Düşman ordusu Mekke'ye filler üstünde yaklaşıyordur. Koca şehir kaçar da Muhammed'e hamile Amine evini terk etmez. Nitekim filler de şehre gelmeye direnir, Mekke kurtulur. İbadet alanı Kabe'de onlarca put, Mekke'de yanlarında çalıştıkları efendilerine tapan binlerce insan, paradan başka bi şey bilmeyen tüccarlar. Fakir fukaraya yemek veren tek ev Muhammed'in dedesi Abdulmuttalip'in evidir. Muhammed doğmadan babası ölmüş, güzel annesi de gençliğini görememiştir. Amcası Ebu Talib'in himayesindedir.

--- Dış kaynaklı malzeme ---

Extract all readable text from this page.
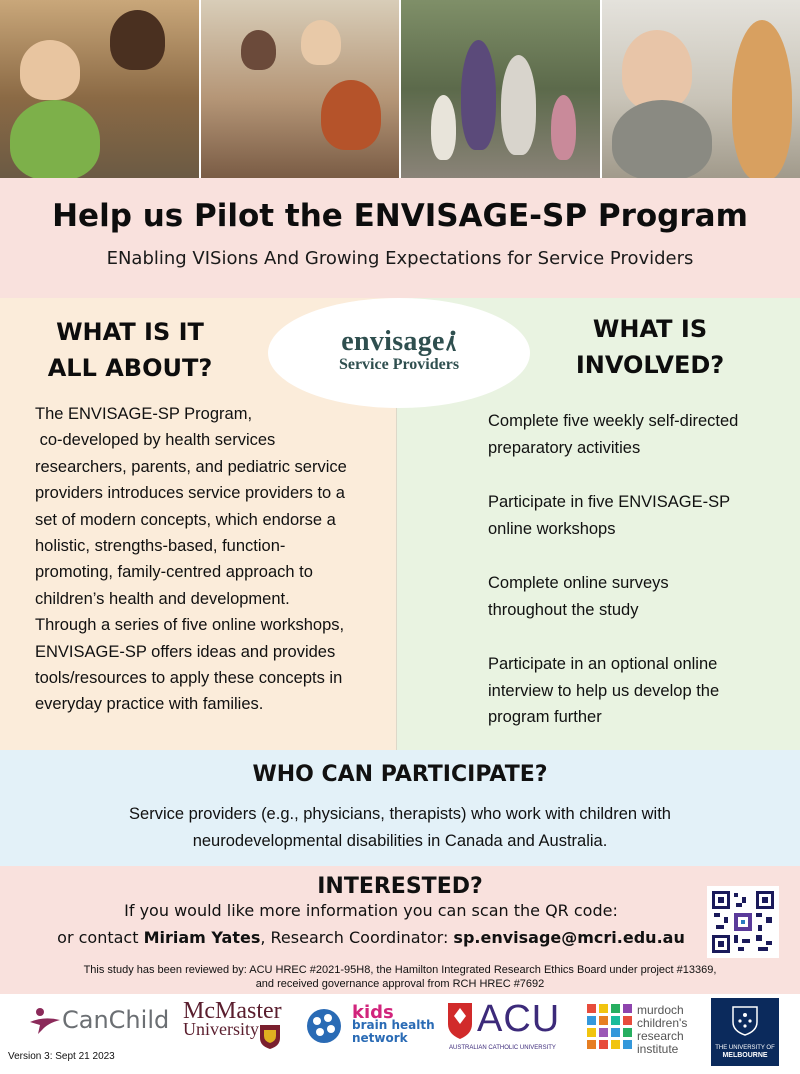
Help us Pilot the ENVISAGE-SP Program
ENabling VISions And Growing Expectations for Service Providers
WHAT IS IT
ALL ABOUT?
WHAT IS
INVOLVED?
envisage
Service Providers
The ENVISAGE-SP Program,
co-developed by health services
researchers, parents, and pediatric service
providers introduces service providers to a
set of modern concepts, which endorse a
holistic, strengths-based, function-
promoting, family-centred approach to
children’s health and development.
Through a series of five online workshops,
ENVISAGE-SP offers ideas and provides
tools/resources to apply these concepts in
everyday practice with families.

Complete five weekly self-directed
preparatory activities

Participate in five ENVISAGE-SP
online workshops

Complete online surveys
throughout the study

Participate in an optional online
interview to help us develop the
program further

WHO CAN PARTICIPATE?
Service providers (e.g., physicians, therapists) who work with children with
neurodevelopmental disabilities in Canada and Australia.
INTERESTED?
If you would like more information you can scan the QR code:
or contact Miriam Yates, Research Coordinator: sp.envisage@mcri.edu.au
This study has been reviewed by: ACU HREC #2021-95H8, the Hamilton Integrated Research Ethics Board under project #13369,
and received governance approval from RCH HREC #7692
CanChild McMaster
University
kids
brain health
network	ACU
AUSTRALIAN CATHOLIC UNIVERSITY
murdoch
children's
research
institute	THE UNIVERSITY OF
MELBOURNE
Version 3: Sept 21 2023
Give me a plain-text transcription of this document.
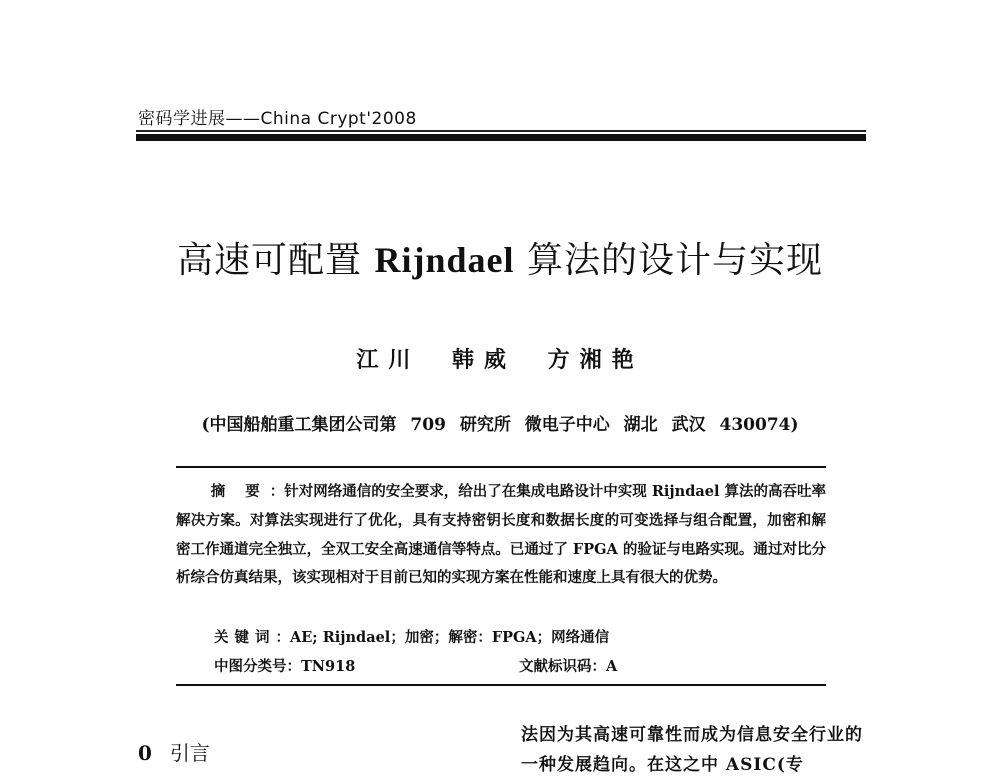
密码学进展——China Crypt'2008
高速可配置 Rijndael 算法的设计与实现
江川 韩威 方湘艳
(中国船舶重工集团公司第 709 研究所 微电子中心 湖北 武汉 430074)
摘要：针对网络通信的安全要求，给出了在集成电路设计中实现 Rijndael 算法的高吞吐率解决方案。对算法实现进行了优化，具有支持密钥长度和数据长度的可变选择与组合配置，加密和解密工作通道完全独立，全双工安全高速通信等特点。已通过了 FPGA 的验证与电路实现。通过对比分析综合仿真结果，该实现相对于目前已知的实现方案在性能和速度上具有很大的优势。
关键词：AE; Rijndael；加密；解密：FPGA；网络通信
中图分类号：TN918	文献标识码：A
0 引言
法因为其高速可靠性而成为信息安全行业的一种发展趋向。在这之中 ASIC(专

Diğer kutsal kitaplarda bahsi geçen bu kavme peygamber geleceği iddiasına inanmayan Samuel, uzaktan rezil kalabalığa bakarak "Bu kavimden mi çıkacak peygamber?" diye aşağılayıcı bir şekilde yaklaşınca arkadaşı düzeltir "Bu kavim için!"
Majidi'nin, Muhammed'in kutsallığına hiçbir şekilde saygısızlık etmek istemediği filmin başında belirtildiği gibi, bu tarz tarihi detayları da gizlemek yerine göstermeyi tercih etmesi takdir hakkediyor.


Filmi izlerken hızlı hızlı aldığım notları da paylaşmak isterim. Muhammed'in yüzünü göstermeme çabası, yer yer az kalsın görecektik heyecanını körüklüyor. Sinemada yanımda oturan baba kızın diyaloglarına da baya kulak misafiri oluyordum, "Sesi de mi kimseye benzemiyor diye konuşmuyor? Şimdi onu Allah mı yaptı, Muhammed kendi mi yaptı? Niye dedesini de diriltmiyor?" Evet, genel olarak babayı terleten sorulardı, "Kızım sus bi, filmden sonra anlatırım, bak kızacaklar şimdi!" diye zaman kazanmaya çalışıyordu baba. En sevdiğim sahne de, ağaçtan toplayıp dereye bıraktıkları meyveler, derede yıkana yıkana ilerliyor, aşağıda da geri toplanıyordu tertemiz halde.

Devamını merakla beklediğim filme puanım 7/10. Bu arada film Arabistan'da ve Mısır'da yasaklanmış, Avrupa'da birkaç festivalde de ödül almış. Bizde de popüler hocalardan  Nihat Hatipoğlu, "Ben filmi beğendim valla!" dedi.